A Lineage Query Tool
The CLI tool that performs backward and forward walks against a corpus of sampled lineage data. Production deployments would query a graph database or the externalized lineage store; for SDA's scale and the lesson's scope, an in-memory query against a JSON-Lines file of sampled events is sufficient.
use anyhow::Result;
use std::collections::HashMap;
use std::path::Path;
use uuid::Uuid;
pub struct LineageStore {
/// Map from event_id to its lineage trace.
traces: HashMap<Uuid, LineageTrace>,
/// Reverse index: parent_id → set of event_ids that have it as an ancestor.
forward_index: HashMap<Uuid, Vec<Uuid>>,
}
impl LineageStore {
/// Load sampled events from a JSON-Lines file (one event per line,
/// each line a (event_id, lineage) tuple).
pub async fn load(path: impl AsRef<Path>) -> Result<Self> {
let mut traces = HashMap::new();
let mut forward_index: HashMap<Uuid, Vec<Uuid>> = HashMap::new();
let content = tokio::fs::read_to_string(path).await?;
for line in content.lines() {
let (event_id, trace): (Uuid, LineageTrace) = serde_json::from_str(line)?;
for ancestor in trace.all_ancestors() {
forward_index.entry(ancestor).or_default().push(event_id);
}
traces.insert(event_id, trace);
}
Ok(Self { traces, forward_index })
}
/// Backward walk: given an event_id, return its full lineage.
pub fn backward(&self, event_id: Uuid) -> Option<&LineageTrace> {
self.traces.get(&event_id)
}
/// Forward walk: given an event_id (typically a known-bad input),
/// return all event_ids whose lineage includes it as an ancestor.
pub fn forward(&self, ancestor_id: Uuid) -> Vec<Uuid> {
self.forward_index.get(&ancestor_id).cloned().unwrap_or_default()
}
}
The forward index is the operationally critical data structure for the impact-assessment use case.
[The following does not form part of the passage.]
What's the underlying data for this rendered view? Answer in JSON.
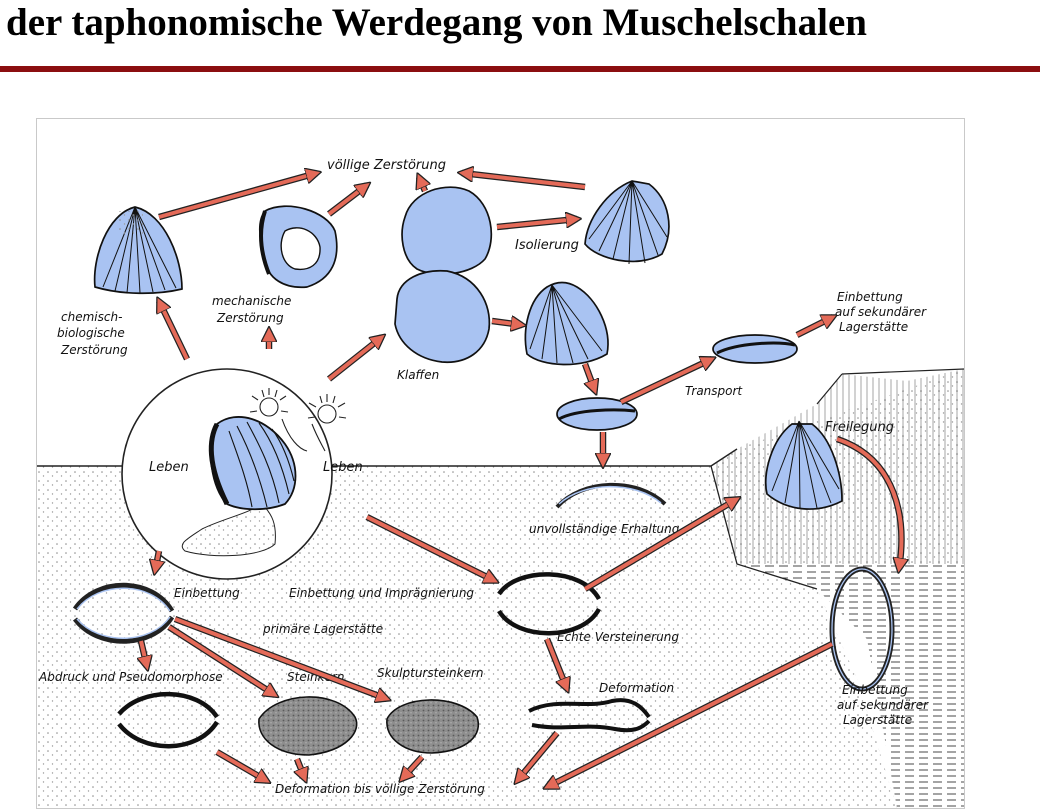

Querying "every event affected by ancestor X" is O(1) lookup if the index is precomputed at load time; without the index, the query is O(N) over every event in the corpus, which makes incident response slower than it needs to be. The cost is memory (the index roughly doubles the lineage corpus's footprint) but typically negligible compared to the diagnostic value. Production code uses a graph database (Neo4j, JanusGraph) or a specialized lineage store (Marquez); the in-memory version above is the SDA pipeline's starting point.
Key Takeaways
- Event-level lineage carries each output's parent IDs back through the pipeline. Map operators copy the trace forward; aggregating operators merge their inputs' traces; the trace can be walked backward from any output to find every contributing event at every stage.
- The storage cost of lineage is real: 2^N where N is the pipeline depth times average fan-in. For SDA's volumes, 1% sampling is the default; truncation at top-K parents bounds per-event cost; externalization to a graph database is the path to production scale.
- Deterministic hash sampling beats random sampling: same input always produces the same lineage decision, so debugging a specific event_id is reproducible across replicas. Cost is microseconds per event for the hash; well below noise.
- The two query directions are operationally distinct. Backward walk: given a bad output, find the contributing inputs (post-incident analysis). Forward walk: given a known-bad input, find the affected outputs (impact assessment). Both require lineage to be queryable as a graph; the forward index makes the second query O(1).
- OpenLineage is the production cross-system standard; the in-envelope lineage from this lesson is the per-event traceability that powers diagnostic queries. The two are complementary — emit OpenLineage events for cross-pipeline visibility, carry in-envelope lineage for per-event investigation.